Homoglyphs are DISGUSTING
This is not the brexit I voted for.
What's old is new again as infosec bods are sounding the alarm over a fresh wave of homoglyph characters being used to lure victims to malicious fake websites. Researchers at Soluble today said they worked with Verisign to thwart the registration of domain names that use homoglyphs – non-Latin characters that look just like …
Have some sort of rule that if it looks the same, it is the same
For example, if I were to visit TheRegister.co.uk, the user agent would convert it to theregister.co.uk before doing the dns lookup.
Likewise, it should be possible for the user agent to convert thеregister.co.uk before looking it up. (difference in my example is first e is taken from the cyrillic alphabet)
right - OCR "homonyms" should all translate to the appropriate charset before name lookups happen, or at least before registrars accept them as non-duplicates.
And doing periodic name cleanup might be a good idea, requiring takedowns of any domain that's a lookalike (and assuming they're being used for fraud).
So basically construct a map of UTF-8 chars to ISO8859-1 lookalike chars, then run every domain name through that matrix, see if duplicates show up.
I assume other-than-english lingos might need something similar.
Not really. For the font to be usable, it has to make glyphs look recognisable to a native user of the script. Scripts, in turn, have a habit of containing (for example) a letter that looks like a small circle. You can't make that look different from another small circle without making at least one of them look wrong.
On the other hand, a mixture of scripts within the same part of a domain name is almost certainly dodgy, so there does appear to be an easy way for browsers to detect the fraudsters.
there does appear to be an easy way for browsers to detect the fraudsters
I'm not so sure about that. Back in the days of "code pages" numeric values were interpreted in a cultural context to determine the glyph they represented. These days, Unicode code points just represent glyphs, there isn't any real concept of which "script" they represent - related characters are grouped into blocks, but there may be multiple blocks associated with a particular language group - and more can be added over time. Some glyphs are omitted from certain blocks because they already exist elsewhere. And there's no reason to impose a restriction on any domain that it can only use the glyphs common in one particular culture - combining, say, Chinese characters with "arabic" numerals. There have also been complaints that Unicode fails adequately to distinguish superficially similar glyphs from different languages - particularly in Asia. Simple rules won't help you work out which Unicode strings are likely to be deceptive in general: they'll only tell you which ones aren't ASCII.

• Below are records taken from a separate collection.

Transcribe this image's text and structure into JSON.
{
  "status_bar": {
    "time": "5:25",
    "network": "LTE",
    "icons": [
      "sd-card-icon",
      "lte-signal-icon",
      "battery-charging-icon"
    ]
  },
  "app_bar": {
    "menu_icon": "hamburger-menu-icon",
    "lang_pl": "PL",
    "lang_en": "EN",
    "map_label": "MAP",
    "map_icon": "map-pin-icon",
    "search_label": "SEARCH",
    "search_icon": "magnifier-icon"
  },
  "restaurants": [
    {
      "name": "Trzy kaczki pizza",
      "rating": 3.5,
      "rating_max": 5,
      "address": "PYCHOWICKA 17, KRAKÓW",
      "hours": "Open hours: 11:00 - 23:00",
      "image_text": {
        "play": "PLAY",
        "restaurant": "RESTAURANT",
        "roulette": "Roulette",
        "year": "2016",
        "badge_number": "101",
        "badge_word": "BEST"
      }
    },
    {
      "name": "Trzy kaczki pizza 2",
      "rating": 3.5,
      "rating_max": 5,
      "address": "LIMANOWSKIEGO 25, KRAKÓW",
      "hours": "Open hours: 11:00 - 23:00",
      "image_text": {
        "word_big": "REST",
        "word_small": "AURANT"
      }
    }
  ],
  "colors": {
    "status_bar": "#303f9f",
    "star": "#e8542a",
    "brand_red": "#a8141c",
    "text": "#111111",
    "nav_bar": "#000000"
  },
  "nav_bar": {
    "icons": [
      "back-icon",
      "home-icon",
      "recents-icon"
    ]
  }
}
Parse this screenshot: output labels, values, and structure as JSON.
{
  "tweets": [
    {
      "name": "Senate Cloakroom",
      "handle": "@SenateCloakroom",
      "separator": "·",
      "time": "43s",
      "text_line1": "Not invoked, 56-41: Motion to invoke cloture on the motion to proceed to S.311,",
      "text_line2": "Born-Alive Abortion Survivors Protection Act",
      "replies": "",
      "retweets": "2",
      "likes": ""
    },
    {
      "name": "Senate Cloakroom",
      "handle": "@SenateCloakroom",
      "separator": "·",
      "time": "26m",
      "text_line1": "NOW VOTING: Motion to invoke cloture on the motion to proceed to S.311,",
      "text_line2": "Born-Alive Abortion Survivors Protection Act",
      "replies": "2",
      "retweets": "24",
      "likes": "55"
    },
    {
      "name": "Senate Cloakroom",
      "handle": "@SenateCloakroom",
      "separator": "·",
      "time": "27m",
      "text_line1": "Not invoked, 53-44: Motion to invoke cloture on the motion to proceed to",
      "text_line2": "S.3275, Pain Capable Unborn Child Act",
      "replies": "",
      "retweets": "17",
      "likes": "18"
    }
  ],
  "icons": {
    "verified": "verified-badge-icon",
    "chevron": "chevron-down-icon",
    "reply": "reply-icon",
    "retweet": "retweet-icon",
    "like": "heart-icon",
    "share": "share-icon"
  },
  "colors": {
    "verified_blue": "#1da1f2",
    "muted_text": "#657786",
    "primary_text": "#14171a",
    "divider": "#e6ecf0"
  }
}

The Unicode standard tries very hard to make characters that look the same to map to the same Unicode character across many scripts. e.g. Many Han (CJK) characters belong to both the Japanese and the Chinese character sets and have the same Unicode.
In fact, most scripts use the same numeral system.
However, as this article points out, it is still possible to have two very similar looking characters with different codes. It just slips through or it just happened that something that looks like an 'o' also exists in another script. To pull the 'o' from one script into another can create a pockmarked character set making many string operations difficult; (is 'o' < 'p') if 'o' is pulled in from another script?
There are also political ramifications.
Pulling in characters from other, similar scripts, can create a sudden rise in the temperature of the injured party. However, if the characters look similar, it is probably because they probably fought a few battles leading to an exchange of ideas and knowledge.